Sure It’s Illegal *Now,* But…
Glenn Reynolds uses some somewhat prose-like stylings (“beclowned“?) to defend his crackpot assassination scheme. Alas, he doen’t explicitly defend his farcical claim that the U.S and Iran have been at war since 1979, although his analogies and tu quoques implicitly depend on such an assumption. I did enjoy this part:
Nor would such action be illegal. Assassination is forbidden by executive order. Nothing prevents the president from rescinding that order, or amending it.
Heh. Indeed. Similarly, kidnapping someone and taking them across state lines isn’t really illegal, since nothing could prevent Congress from repealing the law if they wanted to!

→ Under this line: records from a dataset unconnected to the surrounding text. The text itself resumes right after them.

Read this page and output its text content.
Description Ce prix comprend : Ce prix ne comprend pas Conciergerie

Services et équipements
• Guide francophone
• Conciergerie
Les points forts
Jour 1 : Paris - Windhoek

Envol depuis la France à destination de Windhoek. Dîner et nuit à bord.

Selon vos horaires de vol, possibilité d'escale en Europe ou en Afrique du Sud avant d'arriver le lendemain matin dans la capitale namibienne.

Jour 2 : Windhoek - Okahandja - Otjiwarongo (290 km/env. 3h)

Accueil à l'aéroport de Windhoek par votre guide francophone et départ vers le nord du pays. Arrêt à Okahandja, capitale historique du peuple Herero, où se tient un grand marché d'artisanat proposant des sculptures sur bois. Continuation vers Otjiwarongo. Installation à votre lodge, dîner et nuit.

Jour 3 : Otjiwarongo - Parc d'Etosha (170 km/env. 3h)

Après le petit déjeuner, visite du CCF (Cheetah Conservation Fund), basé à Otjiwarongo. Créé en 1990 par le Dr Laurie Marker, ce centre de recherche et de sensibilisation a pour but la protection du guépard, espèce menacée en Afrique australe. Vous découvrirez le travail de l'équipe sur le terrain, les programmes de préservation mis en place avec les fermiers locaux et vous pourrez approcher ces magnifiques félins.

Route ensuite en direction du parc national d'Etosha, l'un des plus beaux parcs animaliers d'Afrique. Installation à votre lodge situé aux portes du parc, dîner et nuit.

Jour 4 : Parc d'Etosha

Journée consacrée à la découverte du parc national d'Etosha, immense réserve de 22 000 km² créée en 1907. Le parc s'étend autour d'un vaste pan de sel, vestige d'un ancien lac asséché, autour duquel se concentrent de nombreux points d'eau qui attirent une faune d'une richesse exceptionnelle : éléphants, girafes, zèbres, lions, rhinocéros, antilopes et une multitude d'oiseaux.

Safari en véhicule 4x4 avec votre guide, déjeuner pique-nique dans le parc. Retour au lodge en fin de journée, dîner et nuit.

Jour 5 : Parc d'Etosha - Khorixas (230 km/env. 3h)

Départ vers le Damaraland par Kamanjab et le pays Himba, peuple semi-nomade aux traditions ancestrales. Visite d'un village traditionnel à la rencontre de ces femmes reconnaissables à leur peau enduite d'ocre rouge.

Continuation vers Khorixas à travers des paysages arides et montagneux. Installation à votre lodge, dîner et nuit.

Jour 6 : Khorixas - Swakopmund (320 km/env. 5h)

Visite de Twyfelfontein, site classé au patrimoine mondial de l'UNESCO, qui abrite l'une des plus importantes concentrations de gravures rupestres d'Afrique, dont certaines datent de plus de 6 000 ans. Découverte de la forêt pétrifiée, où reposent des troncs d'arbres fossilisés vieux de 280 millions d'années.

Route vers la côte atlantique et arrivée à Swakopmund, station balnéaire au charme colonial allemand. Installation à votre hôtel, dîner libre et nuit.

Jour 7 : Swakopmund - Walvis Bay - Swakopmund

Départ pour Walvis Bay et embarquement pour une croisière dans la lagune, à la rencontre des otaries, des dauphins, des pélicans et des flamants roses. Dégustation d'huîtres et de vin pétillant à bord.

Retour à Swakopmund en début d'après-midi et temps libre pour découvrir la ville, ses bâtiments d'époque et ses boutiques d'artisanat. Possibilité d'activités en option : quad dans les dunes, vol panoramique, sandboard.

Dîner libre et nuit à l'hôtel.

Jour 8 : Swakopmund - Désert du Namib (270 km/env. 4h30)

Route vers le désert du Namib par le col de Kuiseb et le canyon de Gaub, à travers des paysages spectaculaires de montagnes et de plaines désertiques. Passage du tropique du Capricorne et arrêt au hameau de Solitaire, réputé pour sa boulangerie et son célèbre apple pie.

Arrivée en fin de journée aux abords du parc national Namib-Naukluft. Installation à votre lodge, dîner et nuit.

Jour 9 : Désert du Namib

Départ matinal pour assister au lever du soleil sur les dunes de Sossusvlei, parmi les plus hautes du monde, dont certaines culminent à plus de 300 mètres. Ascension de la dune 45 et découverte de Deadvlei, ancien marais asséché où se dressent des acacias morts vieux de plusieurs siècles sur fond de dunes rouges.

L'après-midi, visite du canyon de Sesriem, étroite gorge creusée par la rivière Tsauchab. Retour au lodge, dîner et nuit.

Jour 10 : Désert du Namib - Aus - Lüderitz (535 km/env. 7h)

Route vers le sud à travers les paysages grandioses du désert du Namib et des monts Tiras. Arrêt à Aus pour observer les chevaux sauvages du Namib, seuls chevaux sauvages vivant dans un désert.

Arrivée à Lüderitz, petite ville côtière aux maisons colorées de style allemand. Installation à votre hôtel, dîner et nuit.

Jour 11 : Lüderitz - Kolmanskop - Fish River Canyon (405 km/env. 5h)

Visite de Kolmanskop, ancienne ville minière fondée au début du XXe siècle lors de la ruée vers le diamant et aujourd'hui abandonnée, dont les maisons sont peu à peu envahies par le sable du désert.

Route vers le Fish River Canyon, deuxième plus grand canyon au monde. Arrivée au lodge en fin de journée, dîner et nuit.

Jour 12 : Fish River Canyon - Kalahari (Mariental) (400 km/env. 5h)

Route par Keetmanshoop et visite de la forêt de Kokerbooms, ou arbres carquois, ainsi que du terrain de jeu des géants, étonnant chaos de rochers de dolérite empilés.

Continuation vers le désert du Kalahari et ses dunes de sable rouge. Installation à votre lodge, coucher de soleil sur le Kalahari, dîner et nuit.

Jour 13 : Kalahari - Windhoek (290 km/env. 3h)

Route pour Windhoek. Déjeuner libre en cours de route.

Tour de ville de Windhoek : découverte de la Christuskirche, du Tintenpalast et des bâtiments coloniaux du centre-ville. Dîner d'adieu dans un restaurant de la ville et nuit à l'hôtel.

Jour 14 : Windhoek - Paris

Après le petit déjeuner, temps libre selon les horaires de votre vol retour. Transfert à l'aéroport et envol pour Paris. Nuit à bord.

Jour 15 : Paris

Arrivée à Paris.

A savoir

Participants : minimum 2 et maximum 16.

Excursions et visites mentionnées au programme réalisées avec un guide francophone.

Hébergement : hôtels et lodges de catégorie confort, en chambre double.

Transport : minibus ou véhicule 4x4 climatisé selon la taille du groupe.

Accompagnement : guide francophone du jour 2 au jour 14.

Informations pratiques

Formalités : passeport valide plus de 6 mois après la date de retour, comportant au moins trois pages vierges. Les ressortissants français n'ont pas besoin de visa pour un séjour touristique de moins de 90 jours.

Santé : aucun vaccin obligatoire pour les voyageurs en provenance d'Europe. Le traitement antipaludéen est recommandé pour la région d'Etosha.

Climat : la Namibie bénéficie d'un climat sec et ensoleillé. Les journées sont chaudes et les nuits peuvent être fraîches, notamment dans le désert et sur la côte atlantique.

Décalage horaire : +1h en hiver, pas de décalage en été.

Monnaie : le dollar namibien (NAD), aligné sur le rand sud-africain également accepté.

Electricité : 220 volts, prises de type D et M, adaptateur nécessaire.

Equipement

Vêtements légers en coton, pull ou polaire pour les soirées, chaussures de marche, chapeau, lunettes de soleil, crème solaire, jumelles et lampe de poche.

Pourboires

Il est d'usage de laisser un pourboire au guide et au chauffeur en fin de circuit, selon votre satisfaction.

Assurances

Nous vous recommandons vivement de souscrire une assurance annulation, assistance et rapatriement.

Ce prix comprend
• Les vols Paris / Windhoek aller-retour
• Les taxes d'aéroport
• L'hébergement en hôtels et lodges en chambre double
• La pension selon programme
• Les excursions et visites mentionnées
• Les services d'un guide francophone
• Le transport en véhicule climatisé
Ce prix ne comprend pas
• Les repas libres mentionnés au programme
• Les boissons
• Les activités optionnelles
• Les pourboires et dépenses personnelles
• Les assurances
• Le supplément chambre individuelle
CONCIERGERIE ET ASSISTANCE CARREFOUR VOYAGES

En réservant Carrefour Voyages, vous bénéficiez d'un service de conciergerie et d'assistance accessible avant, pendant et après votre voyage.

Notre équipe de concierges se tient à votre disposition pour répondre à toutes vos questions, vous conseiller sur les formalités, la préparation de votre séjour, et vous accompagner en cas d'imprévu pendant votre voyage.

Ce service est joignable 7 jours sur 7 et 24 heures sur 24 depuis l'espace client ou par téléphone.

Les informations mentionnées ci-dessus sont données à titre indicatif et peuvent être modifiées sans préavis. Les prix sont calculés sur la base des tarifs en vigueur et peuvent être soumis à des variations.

Anyway, what’s more striking and important is that whether or not such a plan would be legal, Reynolds has yet to offer any substantive argument for why it would work. Could anyone be dumb enough to think that the American assassination of Iranian clerics, scientists and/or political leaders would help liberal forces in Iran? That killing a couple scientists would make Iran less determined to acquire nuclear weapons? That these kinds of covert ops are remotely viable? The whole thing is nuttier than a Planters factory, and Reynolds can’t even be bothered to begin an argument on the merits. This should be irrelevant to his job, of course, but that anybody takes anything he writes about foreign policy seriously is remarkable.